Stevens told Rigzone he believes the trend of reducing worker headcount offshore would have occurred regardless of the oil price downturn, which has triggered massive layoffs and spending cutbacks in the oil and gas industry.
To reduce the number of workers offshore, companies are looking for ways to stream data from remote operations offshore to onshore monitoring centers, Stevens said during a presentation at the OilComm conference.
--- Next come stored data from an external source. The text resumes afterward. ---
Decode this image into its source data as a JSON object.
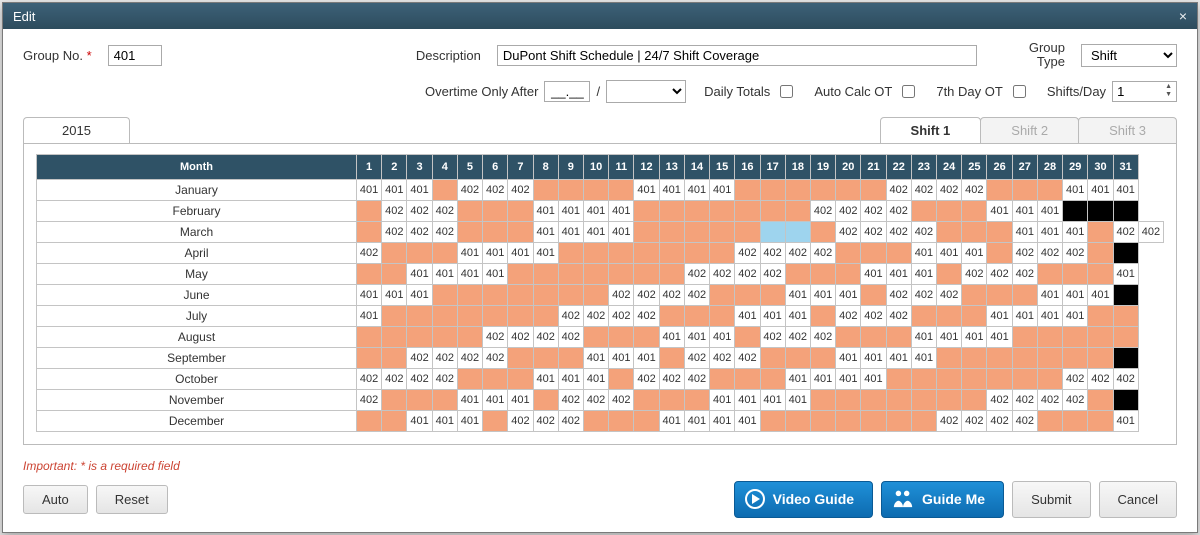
{
  "dialog": {
    "title": "Edit",
    "close": "×"
  },
  "form": {
    "group_no_label": "Group No.",
    "group_no_value": "401",
    "desc_label": "Description",
    "desc_value": "DuPont Shift Schedule | 24/7 Shift Coverage",
    "group_type_label": "Group Type",
    "group_type_value": "Shift",
    "ot_after_label": "Overtime Only After",
    "ot_after_value": "__.__",
    "ot_slash": "/",
    "ot_unit_value": "",
    "daily_totals_label": "Daily Totals",
    "auto_calc_label": "Auto Calc OT",
    "seventh_day_label": "7th Day OT",
    "shifts_day_label": "Shifts/Day",
    "shifts_day_value": "1"
  },
  "tabs": {
    "year": "2015",
    "shift1": "Shift 1",
    "shift2": "Shift 2",
    "shift3": "Shift 3"
  },
  "grid": {
    "month_header": "Month",
    "day_numbers": [
      "1",
      "2",
      "3",
      "4",
      "5",
      "6",
      "7",
      "8",
      "9",
      "10",
      "11",
      "12",
      "13",
      "14",
      "15",
      "16",
      "17",
      "18",
      "19",
      "20",
      "21",
      "22",
      "23",
      "24",
      "25",
      "26",
      "27",
      "28",
      "29",
      "30",
      "31"
    ],
    "months": [
      {
        "n": "January",
        "cells": [
          "401",
          "401",
          "401",
          "o",
          "402",
          "402",
          "402",
          "o",
          "o",
          "o",
          "o",
          "401",
          "401",
          "401",
          "401",
          "o",
          "o",
          "o",
          "o",
          "o",
          "o",
          "402",
          "402",
          "402",
          "402",
          "o",
          "o",
          "o",
          "401",
          "401",
          "401"
        ]
      },
      {
        "n": "February",
        "cells": [
          "o",
          "402",
          "402",
          "402",
          "o",
          "o",
          "o",
          "401",
          "401",
          "401",
          "401",
          "o",
          "o",
          "o",
          "o",
          "o",
          "o",
          "o",
          "402",
          "402",
          "402",
          "402",
          "o",
          "o",
          "o",
          "401",
          "401",
          "401",
          "b",
          "b",
          "b"
        ]
      },
      {
        "n": "March",
        "cells": [
          "o",
          "402",
          "402",
          "402",
          "o",
          "o",
          "o",
          "401",
          "401",
          "401",
          "401",
          "o",
          "o",
          "o",
          "o",
          "o",
          "u",
          "u",
          "o",
          "402",
          "402",
          "402",
          "402",
          "o",
          "o",
          "o",
          "401",
          "401",
          "401",
          "o",
          "402",
          "402"
        ]
      },
      {
        "n": "April",
        "cells": [
          "402",
          "o",
          "o",
          "o",
          "401",
          "401",
          "401",
          "401",
          "o",
          "o",
          "o",
          "o",
          "o",
          "o",
          "o",
          "402",
          "402",
          "402",
          "402",
          "o",
          "o",
          "o",
          "401",
          "401",
          "401",
          "o",
          "402",
          "402",
          "402",
          "o",
          "b"
        ]
      },
      {
        "n": "May",
        "cells": [
          "o",
          "o",
          "401",
          "401",
          "401",
          "401",
          "o",
          "o",
          "o",
          "o",
          "o",
          "o",
          "o",
          "402",
          "402",
          "402",
          "402",
          "o",
          "o",
          "o",
          "401",
          "401",
          "401",
          "o",
          "402",
          "402",
          "402",
          "o",
          "o",
          "o",
          "401"
        ]
      },
      {
        "n": "June",
        "cells": [
          "401",
          "401",
          "401",
          "o",
          "o",
          "o",
          "o",
          "o",
          "o",
          "o",
          "402",
          "402",
          "402",
          "402",
          "o",
          "o",
          "o",
          "401",
          "401",
          "401",
          "o",
          "402",
          "402",
          "402",
          "o",
          "o",
          "o",
          "401",
          "401",
          "401",
          "b"
        ]
      },
      {
        "n": "July",
        "cells": [
          "401",
          "o",
          "o",
          "o",
          "o",
          "o",
          "o",
          "o",
          "402",
          "402",
          "402",
          "402",
          "o",
          "o",
          "o",
          "401",
          "401",
          "401",
          "o",
          "402",
          "402",
          "402",
          "o",
          "o",
          "o",
          "401",
          "401",
          "401",
          "401",
          "o",
          "o"
        ]
      },
      {
        "n": "August",
        "cells": [
          "o",
          "o",
          "o",
          "o",
          "o",
          "402",
          "402",
          "402",
          "402",
          "o",
          "o",
          "o",
          "401",
          "401",
          "401",
          "o",
          "402",
          "402",
          "402",
          "o",
          "o",
          "o",
          "401",
          "401",
          "401",
          "401",
          "o",
          "o",
          "o",
          "o",
          "o"
        ]
      },
      {
        "n": "September",
        "cells": [
          "o",
          "o",
          "402",
          "402",
          "402",
          "402",
          "o",
          "o",
          "o",
          "401",
          "401",
          "401",
          "o",
          "402",
          "402",
          "402",
          "o",
          "o",
          "o",
          "401",
          "401",
          "401",
          "401",
          "o",
          "o",
          "o",
          "o",
          "o",
          "o",
          "o",
          "b"
        ]
      },
      {
        "n": "October",
        "cells": [
          "402",
          "402",
          "402",
          "402",
          "o",
          "o",
          "o",
          "401",
          "401",
          "401",
          "o",
          "402",
          "402",
          "402",
          "o",
          "o",
          "o",
          "401",
          "401",
          "401",
          "401",
          "o",
          "o",
          "o",
          "o",
          "o",
          "o",
          "o",
          "402",
          "402",
          "402"
        ]
      },
      {
        "n": "November",
        "cells": [
          "402",
          "o",
          "o",
          "o",
          "401",
          "401",
          "401",
          "o",
          "402",
          "402",
          "402",
          "o",
          "o",
          "o",
          "401",
          "401",
          "401",
          "401",
          "o",
          "o",
          "o",
          "o",
          "o",
          "o",
          "o",
          "402",
          "402",
          "402",
          "402",
          "o",
          "b"
        ]
      },
      {
        "n": "December",
        "cells": [
          "o",
          "o",
          "401",
          "401",
          "401",
          "o",
          "402",
          "402",
          "402",
          "o",
          "o",
          "o",
          "401",
          "401",
          "401",
          "401",
          "o",
          "o",
          "o",
          "o",
          "o",
          "o",
          "o",
          "402",
          "402",
          "402",
          "402",
          "o",
          "o",
          "o",
          "401"
        ]
      }
    ]
  },
  "footnote": "Important: * is a required field",
  "buttons": {
    "auto": "Auto",
    "reset": "Reset",
    "video": "Video Guide",
    "guide": "Guide Me",
    "submit": "Submit",
    "cancel": "Cancel"
  }
}
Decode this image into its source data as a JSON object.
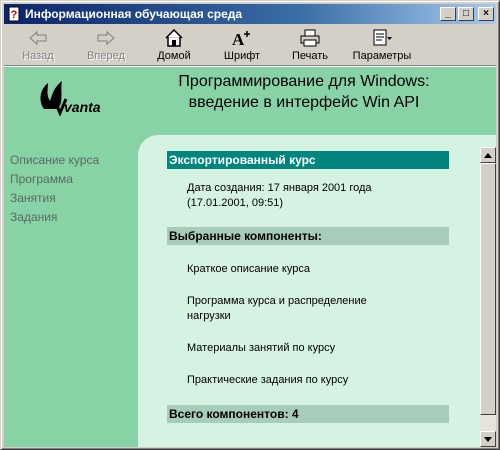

This includes data gathered from data platforms such as remotely operated vehicles (ROV), unmanned aerial systems (UAV), or drones, autonomous underwater vehicles, autonomous surface vehicles and automated guided vehicles.
To meet these needs, video and data integration for asset management through a common operating picture (COP) – a computing platform based on a geographical information system technology that provides a single source of data and information to support emergency management, response personnel and other stakeholders involved or impacted by an incident – is needed.
“The ship has become a data center,” said Stevens. “Now there is a push to simply and reduce the ship’s footprint.”
Communication technology deployed offshore needs to be able to withstand shock and vibration, transported by truck, plan or ship, light enough to be deployed quickly and operational in remote sites with little or dirty power.
“Clear communications are critical when you’re trying to stream video and data from a remote site or vessel,” Stevens said during the presentation.